ARQUINE 74. ESPACIOS DE TRABAJO

ARQUINE 74. ESPACIOS DE TRABAJO

Editorial:
ARQUINE
Año de edición:
Materia
Oficinas

Disponibilidad:

  • Sede Central MirafloresNo disponible. ¡Contáctanos!
  • Sede centro de LimaNo disponible. ¡Contáctanos!
  • Almacen SencundarioNo disponible. ¡Contáctanos!
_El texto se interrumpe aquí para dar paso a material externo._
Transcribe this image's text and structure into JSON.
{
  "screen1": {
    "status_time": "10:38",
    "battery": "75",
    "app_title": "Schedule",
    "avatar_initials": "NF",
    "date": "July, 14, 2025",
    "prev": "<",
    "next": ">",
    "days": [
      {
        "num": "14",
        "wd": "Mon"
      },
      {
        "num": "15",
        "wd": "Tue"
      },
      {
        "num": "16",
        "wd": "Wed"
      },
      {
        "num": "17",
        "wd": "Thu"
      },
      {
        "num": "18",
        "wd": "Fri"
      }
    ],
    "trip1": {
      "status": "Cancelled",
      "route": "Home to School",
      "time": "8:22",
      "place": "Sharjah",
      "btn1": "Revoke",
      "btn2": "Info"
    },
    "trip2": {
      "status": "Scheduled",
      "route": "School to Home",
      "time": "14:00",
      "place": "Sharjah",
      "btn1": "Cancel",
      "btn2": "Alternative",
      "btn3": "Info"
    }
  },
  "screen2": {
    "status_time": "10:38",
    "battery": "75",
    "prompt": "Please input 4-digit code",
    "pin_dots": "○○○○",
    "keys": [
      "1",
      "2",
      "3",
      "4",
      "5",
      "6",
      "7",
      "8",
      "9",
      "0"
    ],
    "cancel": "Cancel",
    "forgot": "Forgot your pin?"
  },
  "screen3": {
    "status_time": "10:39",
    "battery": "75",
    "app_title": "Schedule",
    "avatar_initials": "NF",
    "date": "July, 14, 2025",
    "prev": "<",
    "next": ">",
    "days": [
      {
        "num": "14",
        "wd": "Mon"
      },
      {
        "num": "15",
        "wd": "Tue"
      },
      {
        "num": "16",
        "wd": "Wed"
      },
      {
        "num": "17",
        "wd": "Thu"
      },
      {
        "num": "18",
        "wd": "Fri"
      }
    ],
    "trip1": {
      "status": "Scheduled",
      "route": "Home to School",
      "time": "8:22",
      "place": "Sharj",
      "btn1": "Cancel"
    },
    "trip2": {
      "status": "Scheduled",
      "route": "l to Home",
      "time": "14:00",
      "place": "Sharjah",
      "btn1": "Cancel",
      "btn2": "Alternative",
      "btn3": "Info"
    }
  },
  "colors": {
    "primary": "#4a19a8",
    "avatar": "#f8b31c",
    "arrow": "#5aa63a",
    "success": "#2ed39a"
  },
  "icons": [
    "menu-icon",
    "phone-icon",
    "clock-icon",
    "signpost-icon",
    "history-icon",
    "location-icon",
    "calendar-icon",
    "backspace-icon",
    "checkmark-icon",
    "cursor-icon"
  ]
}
En este número 74 de Arquine se plantea revisar esos espacios en los que pasamos buena parte de nuestro tiempo y que, además, se presentan como una de las tipologías que más ha evolucionado y más se ha sofisticado en las últimas décadas, siendo uno de los orígenes más claros en la genealogía de la arquitectura moderna.Buena parte de la humanidad pasa al menos una tercera parte de su vida en una fábrica, un taller o una oficina. Se trata de espacios que operan a distintos niveles: organizan las relaciones entre quienes los ocupan, procuran lograr mayor eficiencia en los modos de producción o simbolizan la eficacia y solidez de una compañía o empresa, con implicaciones tanto sociales como políticas.
Así, Josef K —de El proceso de Kafka— no era más que un insignificante oficinista de ese espacio agobiante que construyó Orson Welles en blanco y negro. La gran oficina formada por mesas y hombres grises, sin atributos, que como hormigas repetían eternamente la misma rutina, refleja el paradigma productivo de una sociedad alineada y rígida. Oficinas mejor diseñadas como la Johnson Wax de Frank Lloyd Wright no fueron más que una versión más iluminada y diáfana del mismo modelo, como expresión máxima de una tipología que cobra su mayor esplendor a mitad del pasado siglo. En buena medida, la oficina abierta e isomorfa supone la voluntad de acabar con las diferencias jerárquicas entre los trabajadores, al mismo tiempo que implica el sometimiento de todos a una mirada absoluta que potencialmente todo lo vigila.
Quizás el despacho y la oficina son lugares para despachar, oficiar, expedir o liquidar virtualmente, en abstracto, mientras que el taller, el laboratorio o la fábrica tengan componentes más físicos y manuales, pero todos éstos son espacios regulados por sus acciones. Aquellas grandes salas abiertas en blanco y negro de Welles —para seguir con ejemplos cinematográficos— o las del Lobo de Wall Street, evolucionaron en todo el mundo hacia los espacios personalizados de Mad Men, hasta los actuales playgrounds al estilo de Google, donde se propicia la creatividad y la singularidad, convirtiendo el dolor y el esfuerzo del castigo bíblico en ludotecas.